Perkiraan GFR (eGFR): Laboratorium atau dokter dapat menghitung perkiraan GFR menggunakan informasi dari darah pasien. Ini tidak akurat pada pasien yang lebih muda dari 18, pasien hamil, dan mereka yang sangat berotot dan mereka yang sangat gemuk. Penting untuk menyadari perkiraan GFR dan stadium penyakit ginjal kronis. Dokter menggunakan tahap penyakit ginjal pasien untuk merekomendasikan pengujian tambahan dan memberikan saran tentang manajemen.
Kadar elektrolit dan keseimbangan asam-basa: Disfungsi ginjal menyebabkan ketidakseimbangan dalam elektrolit, terutama kalium, fosfor, dan kalsium. Kalium tinggi (hiperkalemia) adalah perhatian khusus. Keseimbangan asam-basa darah biasanya terganggu juga.
Penurunan produksi bentuk aktif vitamin D dapat menyebabkan rendahnya kadar kalsium dalam darah. Ketidakmampuan ginjal gagal mengekskresikan fosfor menyebabkan tingkat dalam darah meningkat. Level hormon testis atau ovarium juga bisa abnormal.

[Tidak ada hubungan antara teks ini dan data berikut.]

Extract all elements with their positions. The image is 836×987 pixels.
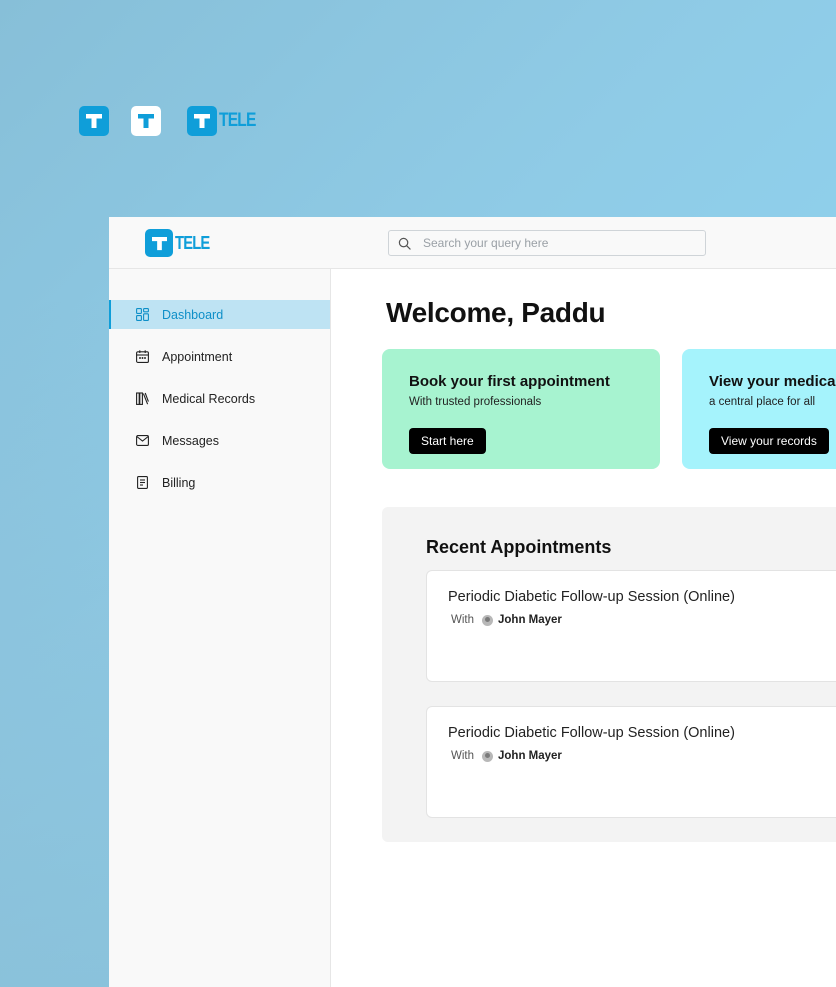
card-subtitle: a central place for all xyxy=(709,396,816,408)
appointment-with: With John Mayer xyxy=(451,750,562,762)
logo-icon-white xyxy=(131,106,161,136)
sidebar-item-billing[interactable]: Billing xyxy=(109,468,330,497)
calendar-icon xyxy=(135,350,149,364)
card-title: Book your first appointment xyxy=(409,373,610,390)
dashboard-grid-icon xyxy=(135,308,149,322)
sidebar-item-appointment[interactable]: Appointment xyxy=(109,342,330,371)
sidebar-item-label: Billing xyxy=(162,475,196,490)
section-title: Recent Appointments xyxy=(426,537,612,557)
logo-icon-blue xyxy=(79,106,109,136)
sidebar-item-label: Medical Records xyxy=(162,391,256,406)
logo-full: TELE xyxy=(187,106,264,136)
page-title: Welcome, Paddu xyxy=(386,297,606,328)
sidebar: Dashboard Appointment Medical Records Me… xyxy=(109,269,331,987)
appointment-title: Periodic Diabetic Follow-up Session (Onl… xyxy=(448,725,735,741)
logo-icon xyxy=(145,229,173,257)
with-label: With xyxy=(451,614,474,626)
sidebar-item-label: Messages xyxy=(162,433,219,448)
logo-icon xyxy=(187,106,217,136)
top-bar: TELE xyxy=(109,217,836,269)
logo-wordmark: TELE xyxy=(219,110,256,131)
start-here-button[interactable]: Start here xyxy=(409,428,486,454)
main-content: Welcome, Paddu Book your first appointme… xyxy=(331,269,836,987)
book-appointment-card: Book your first appointment With trusted… xyxy=(382,349,660,469)
view-records-button[interactable]: View your records xyxy=(709,428,829,454)
recent-appointments-panel: Recent Appointments Periodic Diabetic Fo… xyxy=(382,507,836,842)
card-subtitle: With trusted professionals xyxy=(409,396,542,408)
receipt-icon xyxy=(135,476,149,490)
sidebar-item-messages[interactable]: Messages xyxy=(109,426,330,455)
sidebar-nav: Dashboard Appointment Medical Records Me… xyxy=(109,300,330,510)
library-books-icon xyxy=(135,392,149,406)
avatar xyxy=(482,750,493,762)
search-bar[interactable] xyxy=(388,230,706,256)
sidebar-item-medical-records[interactable]: Medical Records xyxy=(109,384,330,413)
sidebar-item-dashboard[interactable]: Dashboard xyxy=(109,300,330,329)
app-window: TELE Dashboard xyxy=(109,217,836,987)
search-icon xyxy=(398,237,411,250)
envelope-icon xyxy=(135,434,149,448)
with-label: With xyxy=(451,750,474,762)
doctor-name[interactable]: John Mayer xyxy=(498,750,562,762)
avatar xyxy=(482,614,493,626)
sidebar-item-label: Dashboard xyxy=(162,307,224,322)
logo-wordmark: TELE xyxy=(175,232,210,253)
card-title: View your medical xyxy=(709,373,836,390)
brand-logo[interactable]: TELE xyxy=(145,229,217,257)
medical-records-card: View your medical a central place for al… xyxy=(682,349,836,469)
logo-variants: TELE xyxy=(79,106,264,136)
appointment-card[interactable]: Periodic Diabetic Follow-up Session (Onl… xyxy=(426,706,836,818)
appointment-with: With John Mayer xyxy=(451,614,562,626)
doctor-name[interactable]: John Mayer xyxy=(498,614,562,626)
search-input[interactable] xyxy=(423,236,683,250)
appointment-title: Periodic Diabetic Follow-up Session (Onl… xyxy=(448,589,735,605)
appointment-card[interactable]: Periodic Diabetic Follow-up Session (Onl… xyxy=(426,570,836,682)
sidebar-item-label: Appointment xyxy=(162,349,233,364)
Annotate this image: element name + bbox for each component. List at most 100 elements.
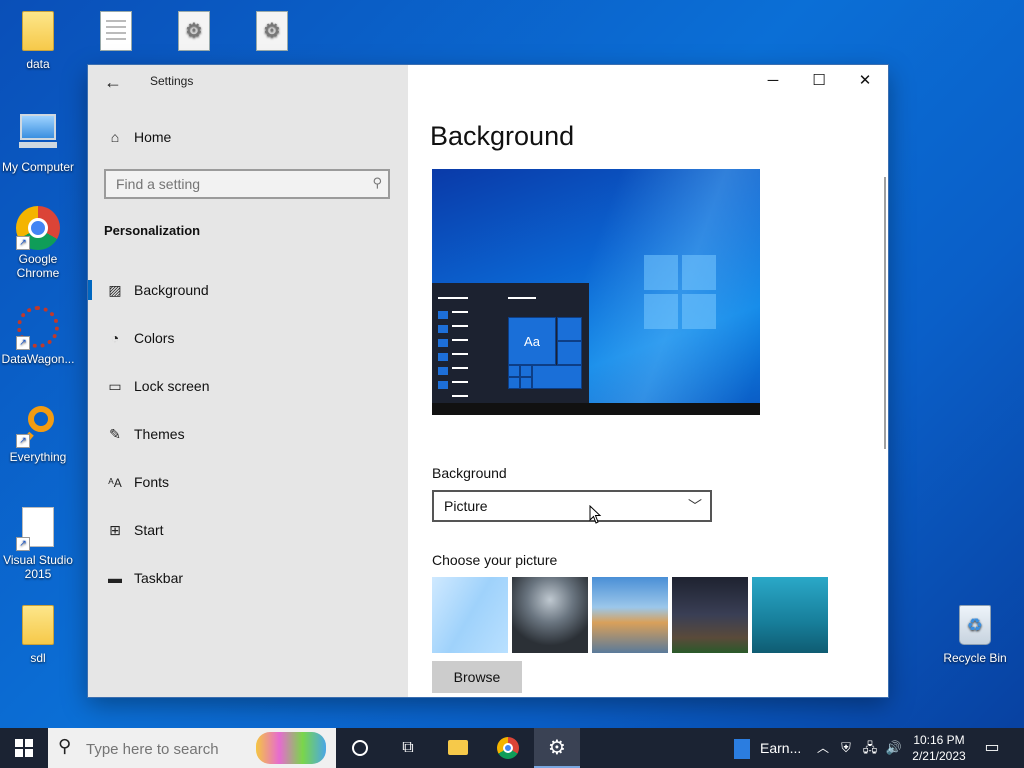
lock-screen-icon: ▭: [108, 378, 122, 394]
desktop-icon-label: Google Chrome: [16, 252, 60, 280]
chevron-down-icon: ﹀: [688, 498, 702, 514]
preview-taskbar: [432, 403, 760, 415]
folder-icon: [16, 11, 60, 55]
settings-sidebar: ← Settings ⌂ Home ⚲ Personalization ▨ Back…: [88, 65, 408, 697]
home-icon: ⌂: [110, 129, 120, 145]
folder-icon: [448, 740, 468, 756]
find-setting-search[interactable]: ⚲: [104, 169, 390, 199]
shortcut-arrow-icon: ↗: [16, 236, 30, 250]
desktop-icon-label: Visual Studio 2015: [3, 553, 73, 581]
close-button[interactable]: ✕: [842, 65, 888, 97]
datawagon-icon: ↗: [16, 306, 60, 350]
security-alert-icon: ⛨: [841, 740, 851, 755]
search-highlight-image: [256, 732, 326, 764]
desktop-icon-recycle-bin[interactable]: ♻ Recycle Bin: [937, 602, 1013, 665]
sidebar-item-start[interactable]: ⊞ Start: [104, 518, 163, 542]
back-arrow-icon[interactable]: ←: [102, 71, 124, 93]
desktop-icon-dll-1[interactable]: ⚙: [156, 8, 232, 57]
chrome-taskbar-button[interactable]: [486, 728, 530, 768]
sidebar-item-label: Taskbar: [134, 570, 184, 586]
font-icon: ᴬA: [108, 476, 122, 490]
page-title: Background: [430, 121, 575, 151]
windows-logo-icon: [15, 738, 33, 757]
clock-date: 2/21/2023: [912, 749, 966, 763]
cortana-circle-icon: [352, 739, 368, 756]
desktop-icon-file[interactable]: [78, 8, 154, 57]
background-preview: Aa: [432, 169, 760, 415]
chevron-up-icon: ︿: [816, 741, 829, 755]
settings-taskbar-button[interactable]: ⚙: [534, 728, 580, 768]
sidebar-item-label: Colors: [134, 330, 175, 346]
magnifier-icon: ↗: [16, 404, 60, 448]
cortana-button[interactable]: [340, 728, 380, 768]
windows-logo-icon: [644, 255, 716, 329]
app-taskbar-button[interactable]: Earn...: [728, 728, 808, 768]
network-icon: 🖧: [862, 740, 878, 755]
start-button[interactable]: [0, 728, 48, 768]
window-title: Settings: [150, 74, 194, 88]
sidebar-item-colors[interactable]: ◔ Colors: [104, 326, 175, 350]
document-icon: ↗: [16, 507, 60, 551]
background-type-dropdown[interactable]: Picture ﹀: [432, 490, 712, 522]
gear-icon: ⚙: [548, 737, 566, 759]
taskbar-search-input[interactable]: [84, 736, 248, 762]
settings-window: ← Settings ⌂ Home ⚲ Personalization ▨ Back…: [88, 65, 888, 697]
file-explorer-button[interactable]: [436, 728, 480, 768]
tray-network[interactable]: 🖧: [860, 728, 880, 768]
sidebar-item-fonts[interactable]: ᴬA Fonts: [104, 470, 169, 494]
tray-volume[interactable]: 🔊: [884, 728, 904, 768]
sidebar-item-label: Fonts: [134, 474, 170, 490]
sidebar-home[interactable]: ⌂ Home: [104, 129, 172, 145]
desktop-icon-datawagon[interactable]: ↗ DataWagon...: [0, 306, 76, 366]
recycle-bin-icon: ♻: [953, 605, 997, 649]
picture-icon: ▨: [108, 282, 122, 298]
preview-start-menu: Aa: [432, 283, 589, 403]
sidebar-item-lock-screen[interactable]: ▭ Lock screen: [104, 374, 209, 398]
picture-thumbnail[interactable]: [672, 577, 748, 653]
sidebar-item-label: Background: [134, 282, 209, 298]
settings-content: ─ ☐ ✕ Background Aa Background Picture ﹀…: [408, 65, 888, 697]
tray-security[interactable]: ⛨: [836, 728, 856, 768]
desktop-icon-chrome[interactable]: ↗ Google Chrome: [0, 206, 76, 280]
section-title: Personalization: [104, 223, 201, 238]
browse-button[interactable]: Browse: [432, 661, 522, 693]
desktop-icon-everything[interactable]: ↗ Everything: [0, 404, 76, 464]
desktop-icon-label: data: [26, 57, 50, 71]
desktop-icon-dll-2[interactable]: ⚙: [234, 8, 310, 57]
notification-center-button[interactable]: ▭: [978, 728, 1006, 768]
picture-thumbnail[interactable]: [432, 577, 508, 653]
minimize-button[interactable]: ─: [750, 65, 796, 97]
folder-icon: [16, 605, 60, 649]
preview-tile: Aa: [508, 317, 556, 365]
clock[interactable]: 10:16 PM 2/21/2023: [908, 732, 970, 764]
picture-thumbnail[interactable]: [592, 577, 668, 653]
picture-thumbnail[interactable]: [512, 577, 588, 653]
taskbar-search[interactable]: ⚲: [48, 728, 336, 768]
home-label: Home: [134, 129, 172, 145]
sidebar-item-label: Lock screen: [134, 378, 210, 394]
dll-gear-icon: ⚙: [250, 11, 294, 55]
shortcut-arrow-icon: ↗: [16, 336, 30, 350]
picture-thumbnail[interactable]: [752, 577, 828, 653]
content-scrollbar[interactable]: [884, 177, 886, 449]
desktop-icon-my-computer[interactable]: My Computer: [0, 108, 76, 174]
show-hidden-icons[interactable]: ︿: [814, 728, 832, 768]
desktop-icon-data[interactable]: data: [0, 8, 76, 71]
search-input[interactable]: [106, 171, 366, 197]
search-icon: ⚲: [372, 175, 382, 190]
notification-icon: ▭: [984, 739, 1000, 756]
task-view-button[interactable]: ⧉: [388, 728, 428, 768]
task-view-icon: ⧉: [402, 739, 414, 756]
desktop-icon-visual-studio[interactable]: ↗ Visual Studio 2015: [0, 504, 76, 581]
start-icon: ⊞: [109, 522, 121, 538]
desktop-icon-label: Everything: [9, 450, 67, 464]
shortcut-arrow-icon: ↗: [16, 537, 30, 551]
taskbar: ⚲ ⧉ ⚙ Earn... ︿ ⛨ 🖧 🔊 10:16 PM 2/21/2023…: [0, 728, 1024, 768]
desktop-icon-sdl[interactable]: sdl: [0, 602, 76, 665]
sidebar-item-taskbar[interactable]: ▬ Taskbar: [104, 566, 183, 590]
maximize-button[interactable]: ☐: [796, 65, 842, 97]
sidebar-item-themes[interactable]: ✎ Themes: [104, 422, 184, 446]
speaker-icon: 🔊: [885, 740, 903, 755]
dll-gear-icon: ⚙: [172, 11, 216, 55]
sidebar-item-background[interactable]: ▨ Background: [88, 278, 209, 302]
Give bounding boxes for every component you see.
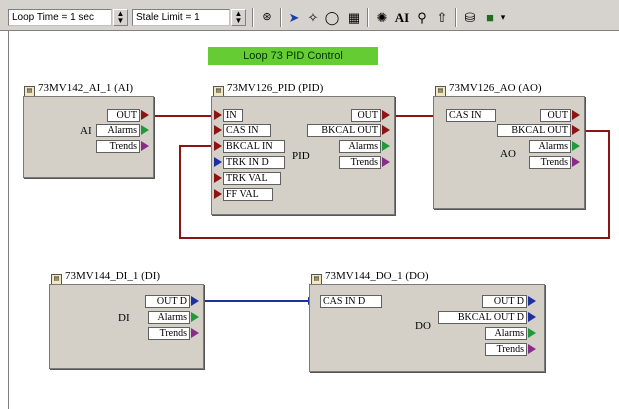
output-arrow-icon[interactable] (528, 296, 536, 306)
pid-trk-in-d-port[interactable]: TRK IN D (223, 156, 285, 169)
trend-arrow-icon[interactable] (191, 328, 199, 338)
output-arrow-icon[interactable] (382, 110, 390, 120)
pid-bkcal-in-port[interactable]: BKCAL IN (223, 140, 285, 153)
do-trends-port[interactable]: Trends (485, 343, 527, 356)
pid-ff-val-port[interactable]: FF VAL (223, 188, 273, 201)
di-block-type: DI (118, 312, 130, 324)
trend-arrow-icon[interactable] (382, 157, 390, 167)
input-arrow-icon[interactable] (214, 141, 222, 151)
di-block-title[interactable]: ▤ 73MV144_DI_1 (DI) (51, 270, 160, 285)
pid-block-title[interactable]: ▤ 73MV126_PID (PID) (213, 82, 323, 97)
alarm-arrow-icon[interactable] (528, 328, 536, 338)
ai-alarms-port[interactable]: Alarms (96, 124, 140, 137)
output-arrow-icon[interactable] (572, 110, 580, 120)
ai-block-title[interactable]: ▤ 73MV142_AI_1 (AI) (24, 82, 133, 97)
ai-out-port[interactable]: OUT (107, 109, 140, 122)
output-arrow-icon[interactable] (572, 125, 580, 135)
output-arrow-icon[interactable] (528, 312, 536, 322)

Jumlah sel darah: Karena penyakit ginjal mengganggu produksi sel darah dan memperpendek kelangsungan hidup sel darah merah, jumlah sel darah merah dan hemoglobin mungkin rendah (anemia). Beberapa pasien mungkin juga mengalami kekurangan zat besi karena kehilangan darah dalam sistem gastrointestinal mereka. Kekurangan nutrisi lainnya juga dapat merusak produksi sel darah merah.
Tes lainnya
Ultrasound: USG sering digunakan dalam diagnosis penyakit ginjal. USG adalah jenis tes pencitraan yang tidak invasif. Secara umum, ginjal dalam ukuran yang menyusut dalam penyakit ginjal kronis, meskipun mereka mungkin normal atau bahkan besar dalam kasus yang disebabkan oleh penyakit ginjal polikistik dewasa, nefropati diabetik, dan amiloidosis. Ultrasound juga dapat digunakan untuk mendiagnosis adanya obstruksi kemih, batu ginjal dan juga untuk menilai aliran darah ke ginjal.
Biopsi: Sampel jaringan ginjal (biopsi) kadang diperlukan dalam kasus di mana penyebab penyakit ginjal tidak jelas. Biasanya, biopsi dapat dikumpulkan dengan anestesi lokal dengan memasukkan jarum melalui kulit ke ginjal. Ini biasanya dilakukan sebagai prosedur rawat jalan, meskipun beberapa institusi mungkin memerlukan menginap semalam di rumah sakit.